Common bacteria that live harmlessly in the gastrointestinal tract and vagina of 25 percent of women can become lethal if a newborn gets exposed to them during birth.
Researchers are studying a vaccine that may one day eliminate that risk.
“If we could give a vaccine to prevent women from harboring group B streptococcus in the vagina, then babies are not going to get it,” says Dr. Daron Ferris, family medicine physician at the Medical College of Georgia and a principal investigator on a National Institutes of Health study to explore that potential.
MCG as well as the University of Pittsburgh School of Medicine and Planned Parenthood of Houston and Southeast Texas, Inc., are enrolling a total of 600 healthy, non-pregnant women in the study.
Half the participants will get the new vaccine developed at Harvard University and the rest will receive a standard tetanus toxoid vaccine.
MCG’s participation in the study is funded by an $800,000 NIH grant. Study sites include the Augusta campus as well as the University of Georgia’s University Health Center in Athens and Georgia Southern University’s clinics in Statesboro.
The group B strep vaccine is being compared with tetanus toxoid vaccine because the tetanus vaccine, long shown to be effective, is used as the delivery mechanism for group B vaccine, Dr. Ferris says. “It’s piggy-backed onto the tetanus toxoid vaccine so the body makes antibodies to the tetanus and group B strep,” he says.
Group B strep is the most common infectious cause of death in newborns, according to the Centers for Disease Control and Prevention. Problems typically surface within the first week of life when the immune system is immature and least able to fight off infection. Results may include overwhelming infection called septicemia, meningitis, pneumonia and long-term damage such as hearing loss, impaired vision and developmental problems.
The bacteria come and go in most women, infecting about 25 percent at any one time and – for unclear reasons – a higher percentage of black women and non-smokers, Dr. Ferris says. A Pittsburgh study of predictors of infection showed that sexual activity, in terms of frequency and/or number of partners, was highly associated with vaginal infection. Also, women with an imbalance in the protective bacteria that typically colonize the vagina are at increased risk.

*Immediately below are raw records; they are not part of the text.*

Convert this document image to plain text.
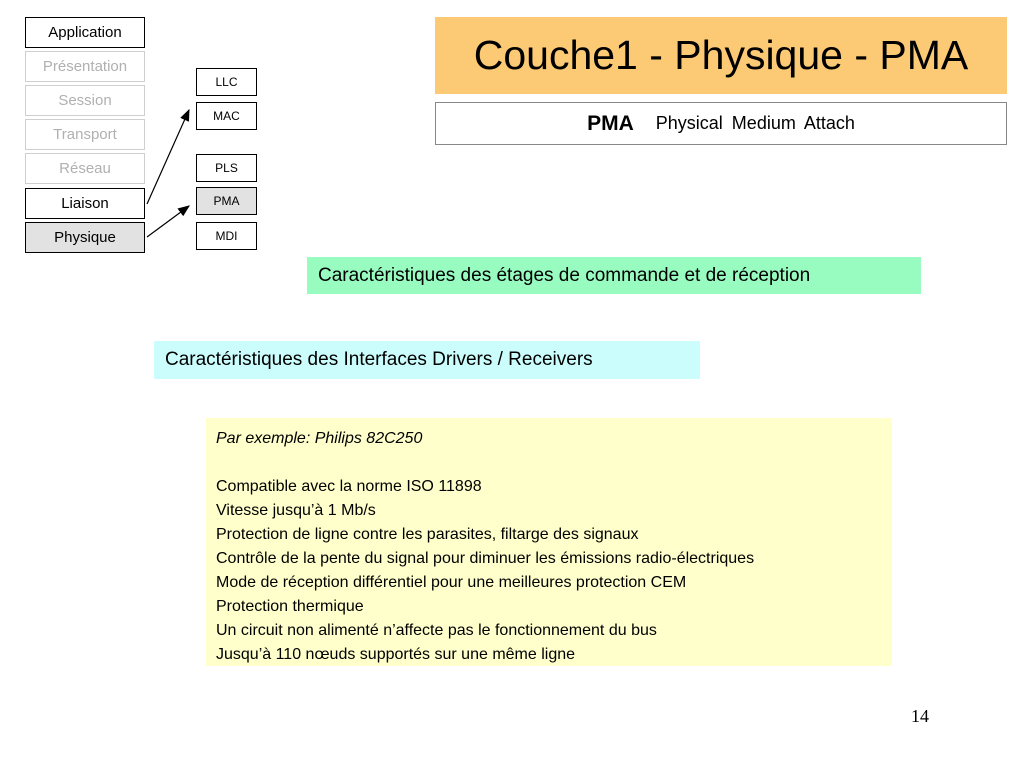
Application
Présentation
Session
Transport
Réseau
Liaison
Physique
LLC
MAC
PLS
PMA
MDI
Couche1 - Physique - PMA
PMA Physical Medium Attach
Caractéristiques des étages de commande et de réception
Caractéristiques des Interfaces Drivers / Receivers
Par exemple: Philips 82C250
Compatible avec la norme ISO 11898
Vitesse jusqu’à 1 Mb/s
Protection de ligne contre les parasites, filtarge des signaux
Contrôle de la pente du signal pour diminuer les émissions radio-électriques
Mode de réception différentiel pour une meilleures protection CEM
Protection thermique
Un circuit non alimenté n’affecte pas le fonctionnement du bus
Jusqu’à 110 nœuds supportés sur une même ligne
14
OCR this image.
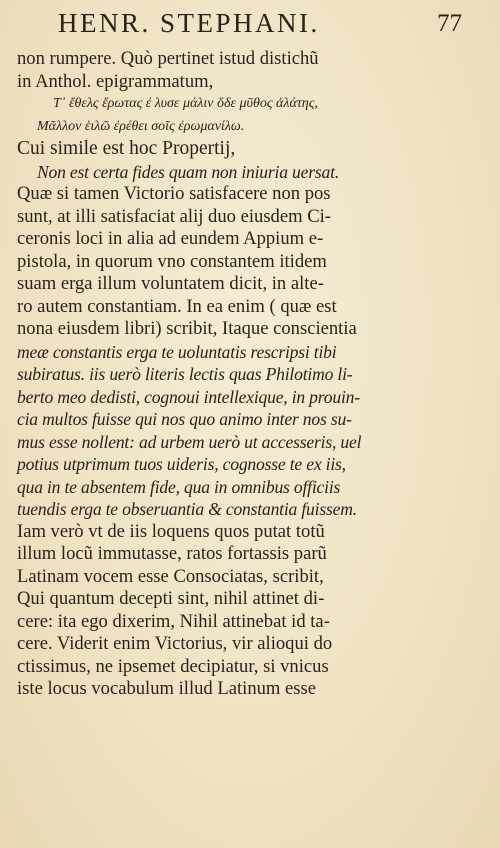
HENR. STEPHANI.	77
non rumpere. Quò pertinet istud distichũ
in Anthol. epigrammatum,
Τ᾽ ἔθελς ἔρωτας ἐ λυσε μάλιν ὅδε μῦθος ἀλάτης,
Μᾶλλον ἑιλῶ ἐρέθει σοῖς ἐρωμανίλω.
Cui simile est hoc Propertij,
Non est certa fides quam non iniuria uersat.
Quæ si tamen Victorio satisfacere non pos
sunt, at illi satisfaciat alij duo eiusdem Ci-
ceronis loci in alia ad eundem Appium e-
pistola, in quorum vno constantem itidem
suam erga illum voluntatem dicit, in alte-
ro autem constantiam. In ea enim ( quæ est
nona eiusdem libri) scribit, Itaque conscientia
meæ constantis erga te uoluntatis rescripsi tibi
subiratus. iis uerò literis lectis quas Philotimo li-
berto meo dedisti, cognoui intellexique, in prouin-
cia multos fuisse qui nos quo animo inter nos su-
mus esse nollent: ad urbem uerò ut accesseris, uel
potius utprimum tuos uideris, cognosse te ex iis,
qua in te absentem fide, qua in omnibus officiis
tuendis erga te obseruantia & constantia fuissem.
Iam verò vt de iis loquens quos putat totũ
illum locũ immutasse, ratos fortassis parũ
Latinam vocem esse Consociatas, scribit,
Qui quantum decepti sint, nihil attinet di-
cere: ita ego dixerim, Nihil attinebat id ta-
cere. Viderit enim Victorius, vir alioqui do
ctissimus, ne ipsemet decipiatur, si vnicus
iste locus vocabulum illud Latinum esse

The bacteria usually are harmless outside the bloodstream, so physicians usually don’t screen for them or give antibiotics unless the woman is pregnant, Dr. Ferris says. In the late 1980s, physicians began testing for group B strep in the vagina and rectum at 35-37 weeks of gestation and administering an antibiotic to those who have it. The idea is that the bacteria is eliminated before the baby is born, Dr. Ferris says.
That approach has led to a dramatic decline in infection but has not eliminated it.
Problems with current prevention protocols include premature delivery and a negative test at 35 weeks gestation with subsequent infection, Dr. Ferris says.
Still, rates of group B strep disease have dropped from a high of about 2 percent of 100 live births to about .5 percent, a rate that has held for several years, according to the CDC. The infection rate is about .8 percent for black newborns. Current estimates are that 1,720 newborns are infected annually and 70-90 babies die.
The SPIN study – Streptococcal Prevention In Non-Pregnant women – aims to reduce that number by helping women eliminate the bacteria before they become pregnant.
The study will compare group B infection rates in those receiving the new vaccine to those receiving only the tetanus vaccine, who will serve as controls for this study, Dr. Ferris says. Antibody levels to group B strep also will be measured over the 18-month study to see if they go up and stay elevated for an extended period. Phase one studies, conducted in pregnant women, showed the vaccine to be safe and resulted in high levels of antibodies in the mothers that were transferred to the fetus.
How long the protection lasts will help determine how the vaccine eventually is used, says Dr. Ferris. If it provides high levels of long-term protection, it could be recommended for all young women, which would help ensure protection in unplanned pregnancies. “If it’s just say three to five years, we likely would need to target women who are interested in getting pregnant,” he says.
The study is enrolling sexually active women age 18-40 using effective birth control. Partipants will be followed every two months for 18 months, receive a free physical and pelvic exam and be compensated for their participation.